A Methodology for Developing Foundational Transformer Models in Collider Physics Analysis
E. Abasov, L. Dudko, E. Iudin, A. Markina, P. Volkov, M. Perfilov, A. Zaborenko
TL;DR
This work addresses the fragmentation of collider analyses across final-state signatures by proposing a universal transformer framework trained on multi-process collider data. The approach combines a unified input space, masked variable reconstruction, and multi-task pre-training across five top-quark multiplicity classes to learn cross-process patterns in Standard Model physics and enable transfer to downstream tasks. Key contributions include demonstrating a transformer architecture capable of preserving process-specific interactions through adaptive attention, showing promising representation learning and robustness for rare 3- and 4-topologies, and illustrating a downstream entropy-based method for DM searches using SM-trained models. The proposed framework aims to bridge disparate collider analyses into a scalable, cross-process methodology with potential to enhance sensitivity to rare processes in collider physics.
Abstract
We present a methodology for training foundational transformer models capable of processing collider data with diverse kinematic signatures.

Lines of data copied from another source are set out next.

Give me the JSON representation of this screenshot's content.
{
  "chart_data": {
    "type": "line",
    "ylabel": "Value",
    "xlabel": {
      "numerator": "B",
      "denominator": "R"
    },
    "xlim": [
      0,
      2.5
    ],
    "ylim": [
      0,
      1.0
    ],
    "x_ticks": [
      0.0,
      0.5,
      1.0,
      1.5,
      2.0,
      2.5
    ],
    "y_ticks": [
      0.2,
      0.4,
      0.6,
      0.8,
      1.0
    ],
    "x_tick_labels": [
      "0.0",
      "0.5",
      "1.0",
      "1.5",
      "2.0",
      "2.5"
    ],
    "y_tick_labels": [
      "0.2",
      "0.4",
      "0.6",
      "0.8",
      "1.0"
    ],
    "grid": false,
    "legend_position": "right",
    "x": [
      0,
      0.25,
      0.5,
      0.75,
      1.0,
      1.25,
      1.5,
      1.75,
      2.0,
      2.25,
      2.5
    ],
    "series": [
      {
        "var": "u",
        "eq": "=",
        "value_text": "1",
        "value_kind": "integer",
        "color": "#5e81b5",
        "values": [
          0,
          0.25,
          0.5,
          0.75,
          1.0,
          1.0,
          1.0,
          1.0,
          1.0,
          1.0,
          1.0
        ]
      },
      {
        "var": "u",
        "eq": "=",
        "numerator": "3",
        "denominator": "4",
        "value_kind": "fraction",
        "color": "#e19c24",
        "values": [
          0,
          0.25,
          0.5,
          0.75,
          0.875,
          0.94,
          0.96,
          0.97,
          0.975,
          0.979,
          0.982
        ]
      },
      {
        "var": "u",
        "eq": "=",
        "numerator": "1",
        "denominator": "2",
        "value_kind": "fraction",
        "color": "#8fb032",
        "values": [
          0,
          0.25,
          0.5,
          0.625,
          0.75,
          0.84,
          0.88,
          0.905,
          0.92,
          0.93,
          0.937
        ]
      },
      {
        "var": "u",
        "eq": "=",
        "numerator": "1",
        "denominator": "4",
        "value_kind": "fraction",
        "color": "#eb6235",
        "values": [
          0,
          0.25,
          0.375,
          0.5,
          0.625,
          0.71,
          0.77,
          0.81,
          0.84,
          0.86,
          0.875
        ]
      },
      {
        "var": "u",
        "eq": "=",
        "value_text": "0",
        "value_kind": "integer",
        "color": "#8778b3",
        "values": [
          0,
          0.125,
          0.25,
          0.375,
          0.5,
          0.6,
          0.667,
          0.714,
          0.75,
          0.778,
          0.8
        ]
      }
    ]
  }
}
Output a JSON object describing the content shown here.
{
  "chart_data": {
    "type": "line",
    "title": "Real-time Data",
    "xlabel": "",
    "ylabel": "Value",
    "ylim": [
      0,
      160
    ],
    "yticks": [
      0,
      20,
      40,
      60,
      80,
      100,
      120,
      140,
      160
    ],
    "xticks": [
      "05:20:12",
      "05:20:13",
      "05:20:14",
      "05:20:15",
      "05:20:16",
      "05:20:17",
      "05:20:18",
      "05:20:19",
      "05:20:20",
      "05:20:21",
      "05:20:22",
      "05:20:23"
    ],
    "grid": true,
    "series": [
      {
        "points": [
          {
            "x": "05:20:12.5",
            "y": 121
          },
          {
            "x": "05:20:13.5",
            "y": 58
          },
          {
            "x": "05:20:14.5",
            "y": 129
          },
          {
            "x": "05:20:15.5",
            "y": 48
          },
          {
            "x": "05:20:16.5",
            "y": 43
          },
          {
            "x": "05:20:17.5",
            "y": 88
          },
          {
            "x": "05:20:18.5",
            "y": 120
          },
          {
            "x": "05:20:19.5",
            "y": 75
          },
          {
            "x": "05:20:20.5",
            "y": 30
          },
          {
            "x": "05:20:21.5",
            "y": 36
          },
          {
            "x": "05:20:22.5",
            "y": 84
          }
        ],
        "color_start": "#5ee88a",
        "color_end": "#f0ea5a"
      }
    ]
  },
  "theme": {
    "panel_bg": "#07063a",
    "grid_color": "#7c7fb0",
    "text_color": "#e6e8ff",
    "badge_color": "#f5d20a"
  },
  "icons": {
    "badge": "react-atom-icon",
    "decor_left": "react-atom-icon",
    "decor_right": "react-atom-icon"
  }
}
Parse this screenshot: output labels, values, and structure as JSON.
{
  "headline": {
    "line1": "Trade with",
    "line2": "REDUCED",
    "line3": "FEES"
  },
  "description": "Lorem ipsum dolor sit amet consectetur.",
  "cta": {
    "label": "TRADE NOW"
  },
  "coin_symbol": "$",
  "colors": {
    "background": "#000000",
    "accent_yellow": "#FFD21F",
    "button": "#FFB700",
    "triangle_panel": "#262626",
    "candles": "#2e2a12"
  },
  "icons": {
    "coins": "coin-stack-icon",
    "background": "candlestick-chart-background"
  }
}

Our universal foundation model is designed for simultaneous analysis of all processes involving from one to four top-quarks production with their corresponding background processes. The approach employs multi-task pre-training on combined datasets of simulated events, enabling the model to capture the full spectrum of interaction physics while extracting universal patterns across different final states prior to task-specific fine-tuning. This unified architecture eliminates the need for separate analysis frameworks for different final signatures and specific tasks. The transformer-based pre-training strategy explicitly preserves unique interaction patterns through adaptive attention mechanisms while establishing cross-process correlations. We plan to demonstrate how this architecture maintains sensitivity to rare high-multiplicity topologies (3t and 4t) without compromising performance on conventional channels ($t\bar{t}$, $tX$, $t\bar{t}H$), effectively bridging the gap between disparate analysis paradigms in collider physics.